Sugar time


Suddenly the snow is melting. Spring may be almost here. The snowdrops thought it was coming in late January already but they had to endure who knows how many heavy snow blankets after that. Finally, here they are in all their glory, looking down at the mud.

Lots of mud. Mud is a special treat for our two-year-old, Hazel, who came to visit over the weekend with her mommie and daddy to help make maple syrup in my brother’s woods in northern Indiana. There was enough mud to make Hazel very happy, along with piles of slushy snow to tromp through, sap to sip direct from the tree, and syrup to guzzle warm from the cooker.

chips and mud

Unlimited chips! unlimited mud!

The heat makes everybody sleepy except Hazel. Safer to send her outside

The heat makes everybody sleepy except Hazel. Safer to send her outside

hanging out

Maple sugaring gives us something to look forward to in this northern, muddy end of winter/beginning of spring. The ground has to be a mess for the sap to run well—thaw by day, light freeze at night. It happens right around spring break. Even though I am impatient for warm weather, I wouldn’t trade a day in the sap shack with my family for a week in the Florida sun.
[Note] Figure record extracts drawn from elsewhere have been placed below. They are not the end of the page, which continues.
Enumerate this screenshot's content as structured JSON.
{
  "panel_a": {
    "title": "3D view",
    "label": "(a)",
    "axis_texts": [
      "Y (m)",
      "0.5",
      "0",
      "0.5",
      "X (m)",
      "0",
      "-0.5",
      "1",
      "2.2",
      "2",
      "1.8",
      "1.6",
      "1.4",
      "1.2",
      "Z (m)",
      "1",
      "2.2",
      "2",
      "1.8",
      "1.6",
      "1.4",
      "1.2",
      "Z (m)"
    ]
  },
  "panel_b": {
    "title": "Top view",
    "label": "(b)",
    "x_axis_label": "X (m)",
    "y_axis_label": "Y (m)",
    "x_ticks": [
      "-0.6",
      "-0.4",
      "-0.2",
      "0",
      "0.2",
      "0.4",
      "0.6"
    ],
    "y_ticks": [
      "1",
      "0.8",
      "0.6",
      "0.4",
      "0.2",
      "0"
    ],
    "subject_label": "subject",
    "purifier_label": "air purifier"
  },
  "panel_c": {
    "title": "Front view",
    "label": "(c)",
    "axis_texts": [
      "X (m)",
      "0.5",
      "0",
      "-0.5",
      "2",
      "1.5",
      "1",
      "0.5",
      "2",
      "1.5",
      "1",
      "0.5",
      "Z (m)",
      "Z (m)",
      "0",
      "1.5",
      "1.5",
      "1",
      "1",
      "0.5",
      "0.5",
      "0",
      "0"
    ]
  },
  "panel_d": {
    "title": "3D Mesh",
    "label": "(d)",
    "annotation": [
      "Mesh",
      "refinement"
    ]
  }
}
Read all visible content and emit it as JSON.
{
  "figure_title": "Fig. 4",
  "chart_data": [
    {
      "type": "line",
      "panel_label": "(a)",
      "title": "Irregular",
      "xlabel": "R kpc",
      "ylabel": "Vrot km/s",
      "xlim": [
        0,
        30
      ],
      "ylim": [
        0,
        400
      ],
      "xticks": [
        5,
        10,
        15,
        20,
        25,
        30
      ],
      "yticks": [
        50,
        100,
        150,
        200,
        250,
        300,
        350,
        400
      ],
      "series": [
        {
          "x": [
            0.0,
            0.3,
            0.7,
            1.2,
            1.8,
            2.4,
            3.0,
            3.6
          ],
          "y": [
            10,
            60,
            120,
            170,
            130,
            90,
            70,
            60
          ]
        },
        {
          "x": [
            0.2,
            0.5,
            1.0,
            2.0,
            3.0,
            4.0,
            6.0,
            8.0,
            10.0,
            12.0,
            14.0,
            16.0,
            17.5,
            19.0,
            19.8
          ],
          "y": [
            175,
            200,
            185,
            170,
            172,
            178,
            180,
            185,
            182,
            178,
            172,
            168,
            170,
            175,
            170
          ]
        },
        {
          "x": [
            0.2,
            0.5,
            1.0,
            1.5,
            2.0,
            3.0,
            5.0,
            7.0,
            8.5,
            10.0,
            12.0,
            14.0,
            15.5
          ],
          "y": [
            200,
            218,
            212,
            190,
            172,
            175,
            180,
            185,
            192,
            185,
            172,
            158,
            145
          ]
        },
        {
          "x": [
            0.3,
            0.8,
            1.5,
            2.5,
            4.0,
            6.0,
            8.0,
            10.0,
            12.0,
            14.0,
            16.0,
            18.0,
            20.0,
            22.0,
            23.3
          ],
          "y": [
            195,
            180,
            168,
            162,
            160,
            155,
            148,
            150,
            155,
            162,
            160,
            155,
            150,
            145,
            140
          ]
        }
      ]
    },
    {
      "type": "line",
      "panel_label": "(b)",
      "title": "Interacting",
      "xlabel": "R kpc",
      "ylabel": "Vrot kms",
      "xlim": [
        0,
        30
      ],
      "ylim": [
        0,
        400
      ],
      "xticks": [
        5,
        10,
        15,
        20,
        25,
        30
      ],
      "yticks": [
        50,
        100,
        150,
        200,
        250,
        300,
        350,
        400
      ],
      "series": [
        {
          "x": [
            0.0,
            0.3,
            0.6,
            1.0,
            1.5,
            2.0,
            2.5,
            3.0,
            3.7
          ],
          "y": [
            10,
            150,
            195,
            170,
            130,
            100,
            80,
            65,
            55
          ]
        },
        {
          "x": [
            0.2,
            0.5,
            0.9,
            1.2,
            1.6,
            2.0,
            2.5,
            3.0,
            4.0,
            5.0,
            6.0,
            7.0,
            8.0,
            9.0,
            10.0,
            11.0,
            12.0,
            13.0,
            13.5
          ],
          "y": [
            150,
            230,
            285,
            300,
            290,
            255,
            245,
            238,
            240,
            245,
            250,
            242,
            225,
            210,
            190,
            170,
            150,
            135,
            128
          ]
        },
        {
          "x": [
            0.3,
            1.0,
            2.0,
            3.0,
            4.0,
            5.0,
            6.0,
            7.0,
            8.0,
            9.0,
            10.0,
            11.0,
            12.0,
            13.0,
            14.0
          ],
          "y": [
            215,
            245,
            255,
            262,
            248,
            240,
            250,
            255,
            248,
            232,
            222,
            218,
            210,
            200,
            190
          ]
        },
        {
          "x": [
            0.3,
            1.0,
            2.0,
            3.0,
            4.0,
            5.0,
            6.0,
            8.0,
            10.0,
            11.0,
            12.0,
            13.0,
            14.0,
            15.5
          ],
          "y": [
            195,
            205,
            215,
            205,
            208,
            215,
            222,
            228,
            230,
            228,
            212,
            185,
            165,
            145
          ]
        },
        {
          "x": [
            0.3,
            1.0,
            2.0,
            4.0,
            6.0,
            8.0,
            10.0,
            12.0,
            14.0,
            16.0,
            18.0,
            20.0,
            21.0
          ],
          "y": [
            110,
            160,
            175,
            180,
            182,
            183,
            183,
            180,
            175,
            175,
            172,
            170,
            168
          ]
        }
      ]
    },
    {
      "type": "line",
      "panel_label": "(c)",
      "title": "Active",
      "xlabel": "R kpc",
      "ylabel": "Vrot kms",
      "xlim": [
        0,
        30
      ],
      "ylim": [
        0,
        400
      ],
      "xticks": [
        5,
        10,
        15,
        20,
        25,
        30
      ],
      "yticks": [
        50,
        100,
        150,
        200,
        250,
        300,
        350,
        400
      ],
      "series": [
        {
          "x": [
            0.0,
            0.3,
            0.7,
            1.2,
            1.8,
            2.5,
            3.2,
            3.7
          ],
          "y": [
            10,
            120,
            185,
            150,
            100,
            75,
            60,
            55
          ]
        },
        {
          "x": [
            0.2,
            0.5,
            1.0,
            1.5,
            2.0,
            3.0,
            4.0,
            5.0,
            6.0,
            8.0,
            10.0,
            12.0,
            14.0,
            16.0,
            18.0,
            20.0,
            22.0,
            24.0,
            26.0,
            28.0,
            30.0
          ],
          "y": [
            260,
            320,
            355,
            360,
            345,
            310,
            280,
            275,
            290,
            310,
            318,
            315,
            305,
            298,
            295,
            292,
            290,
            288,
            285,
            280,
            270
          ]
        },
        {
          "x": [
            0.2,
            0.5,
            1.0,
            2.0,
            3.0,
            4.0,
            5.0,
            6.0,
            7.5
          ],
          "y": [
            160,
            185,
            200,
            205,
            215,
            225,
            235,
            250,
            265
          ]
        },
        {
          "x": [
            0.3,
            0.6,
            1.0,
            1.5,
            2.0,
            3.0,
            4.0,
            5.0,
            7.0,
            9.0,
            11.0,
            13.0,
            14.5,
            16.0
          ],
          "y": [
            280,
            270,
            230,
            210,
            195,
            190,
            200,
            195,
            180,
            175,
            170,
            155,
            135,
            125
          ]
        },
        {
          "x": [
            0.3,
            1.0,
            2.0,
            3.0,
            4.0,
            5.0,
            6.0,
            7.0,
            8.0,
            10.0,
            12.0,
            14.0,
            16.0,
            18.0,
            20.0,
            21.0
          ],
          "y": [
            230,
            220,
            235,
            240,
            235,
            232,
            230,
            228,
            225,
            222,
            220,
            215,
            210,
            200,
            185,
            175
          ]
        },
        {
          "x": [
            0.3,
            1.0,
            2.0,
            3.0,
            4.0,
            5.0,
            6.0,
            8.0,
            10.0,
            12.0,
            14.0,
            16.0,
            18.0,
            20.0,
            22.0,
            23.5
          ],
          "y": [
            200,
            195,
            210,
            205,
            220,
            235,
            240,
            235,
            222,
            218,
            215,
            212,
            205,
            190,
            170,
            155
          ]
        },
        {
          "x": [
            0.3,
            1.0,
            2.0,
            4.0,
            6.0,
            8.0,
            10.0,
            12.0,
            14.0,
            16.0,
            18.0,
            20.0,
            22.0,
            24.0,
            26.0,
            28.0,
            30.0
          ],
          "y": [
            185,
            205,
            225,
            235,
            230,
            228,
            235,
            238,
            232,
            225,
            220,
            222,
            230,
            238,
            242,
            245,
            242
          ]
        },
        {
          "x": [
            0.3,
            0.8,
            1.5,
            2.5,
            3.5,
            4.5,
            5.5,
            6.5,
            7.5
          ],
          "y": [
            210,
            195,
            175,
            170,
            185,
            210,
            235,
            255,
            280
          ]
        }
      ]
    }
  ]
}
My nephew Adrian is the fourth generation of our family to make syrup from these trees

My nephew Adrian is the fourth generation of our family to make syrup from these trees

When I go to the maple woods I bring food. Traditionally it’s brats, which we cook in sap on a potbelly stove, but this year I took a vegan soup and guacamole to go with more or less healthy chips. My oldest brother pretends to turn up his nose at healthy food but he did not complain at all about this soup. The large soup pot emptied over the afternoon, along with a goodly number of beer bottles.

Here is the recipe, which is my enhanced version of a chickpea-cashew soup recipe I got from a friend.

Practical Mystic’s Vegan Chickpea–Wild Rice Soup

3/4 cup raw cashews, soaked in water overnight and drained

1 cup dry chickpeas, soaked in water overnight and drained

2 tablespoons olive oil

1 large yellow onion, chopped

4 cloves garlic, minced

3 ribs celery, thin sliced

2 large carrots, cut in chunks

1/2 lb. mushrooms, coarsely chopped

1/2 teaspoon dried rosemary

3/4 teaspoon dried thyme

1 teaspoon salt

Fresh black pepper

3/4 cup brown rice

1/4 cup wild rice

6 cups vegetable broth

4-6 cups chopped kale or spinach

In a stockpot over medium-high heat sauté onion, celery, and carrots in olive oil with a pinch of salt for about 5 minutes, until onions are translucent. Add garlic, mushrooms, rosemary, thyme, salt and pepper and sauté until garlic and mushrooms are fragrant.

Add rice, wild rice, chickpeas, and broth. Bring to a boil, then cover and simmer until chickpeas and rice are tender, about an hour.

Meanwhile drain the cashews and place them in a blender with one cup of fresh water. Blend until completely smooth.

Add the cashew cream and greens to the soup after rice is tender and simmer until greens are wilted, 3 to 5 more minutes. You may need to add water to thin the soup if it seems too thick. Taste for salt and seasonings and let sit for 10 minutes or so to allow the flavors to marry.

It thickens as it cools, so if you are lucky enough to have leftovers, just thin with a little water when you reheat.